A Liberdade Emocional da Mulher

Em que momento de sua vida você se deu conta que poderia contar seguramente consigo mesma? Isso engloba em todos os aspectos do seu cotidiano, trabalho, interações sociais, familiares, relacionamentos amorosos, etc…

Comigo ocorreu por volta dos meus 22 anos!  Na época a necessidade de preencher um certo espaço dentro do meu ser era maior do que a de atender às conveniências normalmente previstas às jovens mulheres da minha geração. Abri mão dos meus conflitos e inseguranças e me dei conta que a  força de vontade e talentos que havia em mim poderiam, de certa forma,  superar parte da minha vulnerabilidade feminina… Aprendi a acreditar cada vez mais nesses talentos e na capacidade de transformar os meus medos e angústias em desafios , cujo objetivo principal era o de alcançar a tão almejada liberdade …

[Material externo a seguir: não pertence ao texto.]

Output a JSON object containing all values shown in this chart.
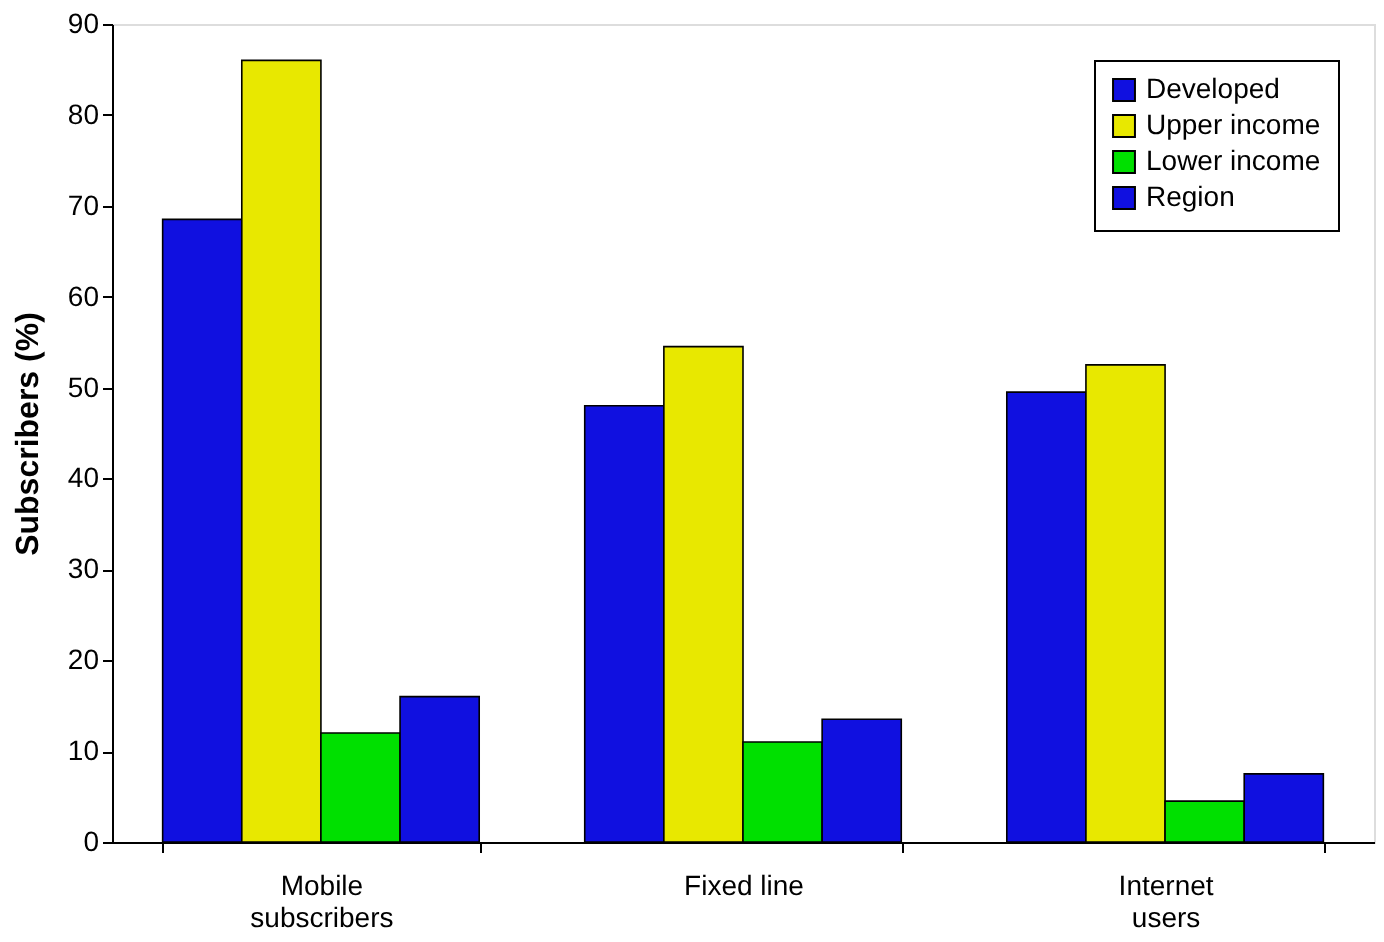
{
  "chart_data": {
    "type": "bar",
    "ylabel": "Subscribers (%)",
    "categories": [
      "Mobile subscribers",
      "Fixed line",
      "Internet users"
    ],
    "series": [
      {
        "name": "Developed",
        "color": "#1010e0",
        "values": [
          68.5,
          48,
          49.5
        ]
      },
      {
        "name": "Upper income",
        "color": "#e8e800",
        "values": [
          86,
          54.5,
          52.5
        ]
      },
      {
        "name": "Lower income",
        "color": "#00e000",
        "values": [
          12,
          11,
          4.5
        ]
      },
      {
        "name": "Region",
        "color": "#1010e0",
        "values": [
          16,
          13.5,
          7.5
        ]
      }
    ],
    "ylim": [
      0,
      90
    ],
    "yticks": [
      0,
      10,
      20,
      30,
      40,
      50,
      60,
      70,
      80,
      90
    ],
    "grid": false,
    "legend": "top right"
  }
}
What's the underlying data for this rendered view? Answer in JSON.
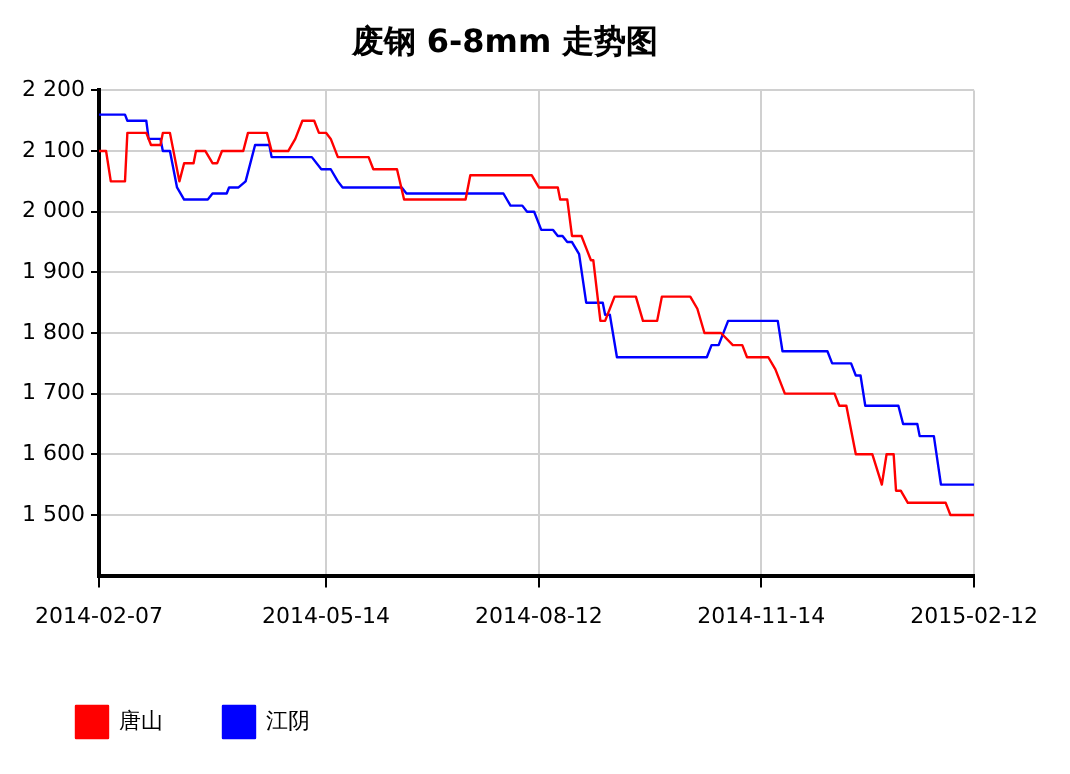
{
  "chart_data": {
    "type": "line",
    "title": "废钢 6-8mm 走势图",
    "series": [
      {
        "name": "唐山",
        "color": "#ff0000",
        "x": [
          "2014-02-07",
          "2014-02-10",
          "2014-02-12",
          "2014-02-18",
          "2014-02-19",
          "2014-02-27",
          "2014-03-01",
          "2014-03-05",
          "2014-03-06",
          "2014-03-09",
          "2014-03-13",
          "2014-03-15",
          "2014-03-19",
          "2014-03-20",
          "2014-03-24",
          "2014-03-27",
          "2014-03-29",
          "2014-03-31",
          "2014-04-09",
          "2014-04-11",
          "2014-04-19",
          "2014-04-21",
          "2014-04-28",
          "2014-05-01",
          "2014-05-04",
          "2014-05-09",
          "2014-05-11",
          "2014-05-14",
          "2014-05-16",
          "2014-05-19",
          "2014-06-01",
          "2014-06-03",
          "2014-06-13",
          "2014-06-16",
          "2014-07-12",
          "2014-07-14",
          "2014-08-09",
          "2014-08-12",
          "2014-08-20",
          "2014-08-21",
          "2014-08-24",
          "2014-08-26",
          "2014-08-30",
          "2014-09-01",
          "2014-09-03",
          "2014-09-04",
          "2014-09-07",
          "2014-09-09",
          "2014-09-13",
          "2014-09-22",
          "2014-09-25",
          "2014-10-01",
          "2014-10-03",
          "2014-10-15",
          "2014-10-18",
          "2014-10-21",
          "2014-10-28",
          "2014-11-02",
          "2014-11-06",
          "2014-11-08",
          "2014-11-17",
          "2014-11-20",
          "2014-11-24",
          "2014-12-15",
          "2014-12-17",
          "2014-12-20",
          "2014-12-24",
          "2014-12-31",
          "2015-01-04",
          "2015-01-06",
          "2015-01-09",
          "2015-01-10",
          "2015-01-12",
          "2015-01-15",
          "2015-01-31",
          "2015-02-02",
          "2015-02-12"
        ],
        "values": [
          2100,
          2100,
          2050,
          2050,
          2130,
          2130,
          2110,
          2110,
          2130,
          2130,
          2050,
          2080,
          2080,
          2100,
          2100,
          2080,
          2080,
          2100,
          2100,
          2130,
          2130,
          2100,
          2100,
          2120,
          2150,
          2150,
          2130,
          2130,
          2120,
          2090,
          2090,
          2070,
          2070,
          2020,
          2020,
          2060,
          2060,
          2040,
          2040,
          2020,
          2020,
          1960,
          1960,
          1940,
          1920,
          1920,
          1820,
          1820,
          1860,
          1860,
          1820,
          1820,
          1860,
          1860,
          1840,
          1800,
          1800,
          1780,
          1780,
          1760,
          1760,
          1740,
          1700,
          1700,
          1680,
          1680,
          1600,
          1600,
          1550,
          1600,
          1600,
          1540,
          1540,
          1520,
          1520,
          1500,
          1500
        ]
      },
      {
        "name": "江阴",
        "color": "#0000ff",
        "x": [
          "2014-02-07",
          "2014-02-18",
          "2014-02-19",
          "2014-02-27",
          "2014-02-28",
          "2014-03-05",
          "2014-03-06",
          "2014-03-09",
          "2014-03-12",
          "2014-03-15",
          "2014-03-25",
          "2014-03-27",
          "2014-04-02",
          "2014-04-03",
          "2014-04-07",
          "2014-04-10",
          "2014-04-14",
          "2014-04-20",
          "2014-04-21",
          "2014-05-08",
          "2014-05-12",
          "2014-05-16",
          "2014-05-19",
          "2014-05-21",
          "2014-06-15",
          "2014-06-17",
          "2014-07-28",
          "2014-07-31",
          "2014-08-05",
          "2014-08-07",
          "2014-08-10",
          "2014-08-13",
          "2014-08-18",
          "2014-08-20",
          "2014-08-22",
          "2014-08-24",
          "2014-08-26",
          "2014-08-29",
          "2014-09-01",
          "2014-09-08",
          "2014-09-09",
          "2014-09-11",
          "2014-09-14",
          "2014-10-22",
          "2014-10-24",
          "2014-10-27",
          "2014-10-31",
          "2014-11-21",
          "2014-11-23",
          "2014-12-12",
          "2014-12-14",
          "2014-12-22",
          "2014-12-24",
          "2014-12-26",
          "2014-12-28",
          "2015-01-11",
          "2015-01-13",
          "2015-01-19",
          "2015-01-20",
          "2015-01-26",
          "2015-01-29",
          "2015-02-12"
        ],
        "values": [
          2160,
          2160,
          2150,
          2150,
          2120,
          2120,
          2100,
          2100,
          2040,
          2020,
          2020,
          2030,
          2030,
          2040,
          2040,
          2050,
          2110,
          2110,
          2090,
          2090,
          2070,
          2070,
          2050,
          2040,
          2040,
          2030,
          2030,
          2010,
          2010,
          2000,
          2000,
          1970,
          1970,
          1960,
          1960,
          1950,
          1950,
          1930,
          1850,
          1850,
          1830,
          1830,
          1760,
          1760,
          1780,
          1780,
          1820,
          1820,
          1770,
          1770,
          1750,
          1750,
          1730,
          1730,
          1680,
          1680,
          1650,
          1650,
          1630,
          1630,
          1550,
          1550
        ]
      }
    ],
    "xlim": [
      "2014-02-07",
      "2015-02-12"
    ],
    "xticks": [
      "2014-02-07",
      "2014-05-14",
      "2014-08-12",
      "2014-11-14",
      "2015-02-12"
    ],
    "ylim": [
      1400,
      2200
    ],
    "yticks": [
      {
        "value": 1500,
        "label": "1 500"
      },
      {
        "value": 1600,
        "label": "1 600"
      },
      {
        "value": 1700,
        "label": "1 700"
      },
      {
        "value": 1800,
        "label": "1 800"
      },
      {
        "value": 1900,
        "label": "1 900"
      },
      {
        "value": 2000,
        "label": "2 000"
      },
      {
        "value": 2100,
        "label": "2 100"
      },
      {
        "value": 2200,
        "label": "2 200"
      }
    ],
    "grid": true,
    "legend": "bottom left",
    "marker": "none",
    "line_style": "solid"
  }
}
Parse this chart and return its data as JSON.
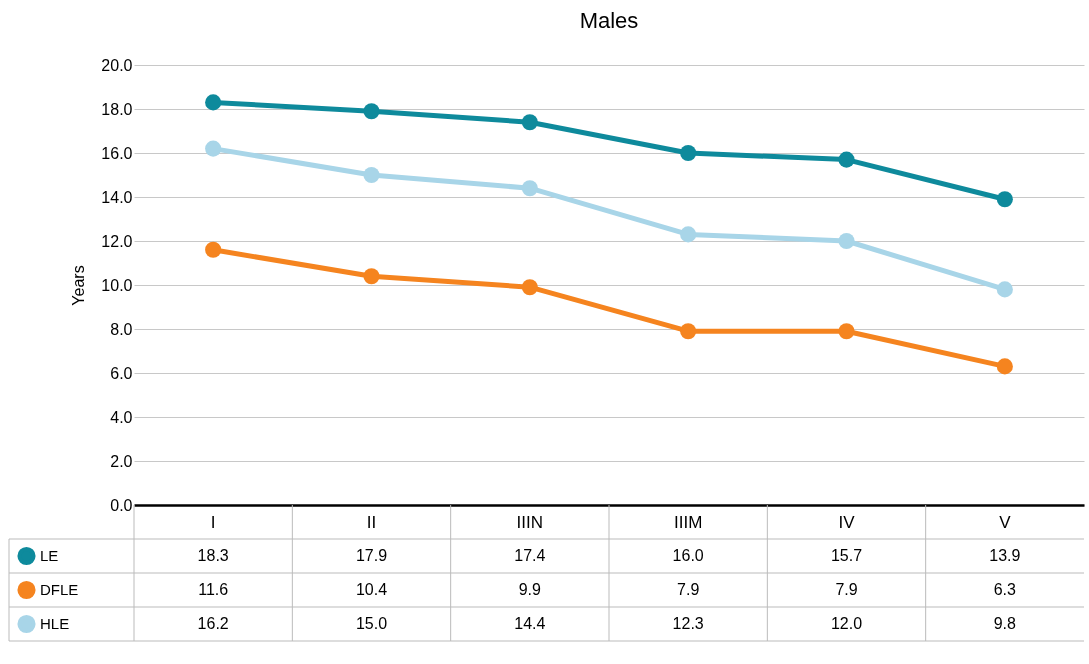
{
  "chart_data": {
    "type": "line",
    "title": "Males",
    "ylabel": "Years",
    "categories": [
      "I",
      "II",
      "IIIN",
      "IIIM",
      "IV",
      "V"
    ],
    "series": [
      {
        "name": "LE",
        "color": "#0e8a9c",
        "values": [
          18.3,
          17.9,
          17.4,
          16.0,
          15.7,
          13.9
        ],
        "value_labels": [
          "18.3",
          "17.9",
          "17.4",
          "16.0",
          "15.7",
          "13.9"
        ]
      },
      {
        "name": "DFLE",
        "color": "#f5841f",
        "values": [
          11.6,
          10.4,
          9.9,
          7.9,
          7.9,
          6.3
        ],
        "value_labels": [
          "11.6",
          "10.4",
          "9.9",
          "7.9",
          "7.9",
          "6.3"
        ]
      },
      {
        "name": "HLE",
        "color": "#a8d5e8",
        "values": [
          16.2,
          15.0,
          14.4,
          12.3,
          12.0,
          9.8
        ],
        "value_labels": [
          "16.2",
          "15.0",
          "14.4",
          "12.3",
          "12.0",
          "9.8"
        ]
      }
    ],
    "ylim": [
      0,
      20
    ],
    "yticks": [
      {
        "value": 0,
        "label": "0.0"
      },
      {
        "value": 2,
        "label": "2.0"
      },
      {
        "value": 4,
        "label": "4.0"
      },
      {
        "value": 6,
        "label": "6.0"
      },
      {
        "value": 8,
        "label": "8.0"
      },
      {
        "value": 10,
        "label": "10.0"
      },
      {
        "value": 12,
        "label": "12.0"
      },
      {
        "value": 14,
        "label": "14.0"
      },
      {
        "value": 16,
        "label": "16.0"
      },
      {
        "value": 18,
        "label": "18.0"
      },
      {
        "value": 20,
        "label": "20.0"
      }
    ],
    "grid": "y",
    "legend": "bottom left",
    "marker": "circle",
    "line_style": "solid"
  }
}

A liberdade que me refiro aqui não é apenas a física, a de ir e vir, mas a que acredito que seja a mais intrínseca a todo ser humano que é a liberdade emocional. Aquele momento em que podemos assumir a nós mesmas, em sua plenitude, sem a preocupação de nunca mais nos submetermos ao crivo dos sentimentos de uma outra pessoa, como pais, irmãos, maridos, amigos ou amantes por exemplo. A liberdade emocional lhe conduz ao encontro do elo que você julgava perdido, muitas vezes pela força das circunstâncias, e, de repente, se conecta com você e como num passe de mágica, e de uma forma quase inexplicável, lhe torna forte, poderosa e capaz de administrar até sob pressão os seus sentimentos e a capacidade de se reconhecer como mulher em toda a sua essência.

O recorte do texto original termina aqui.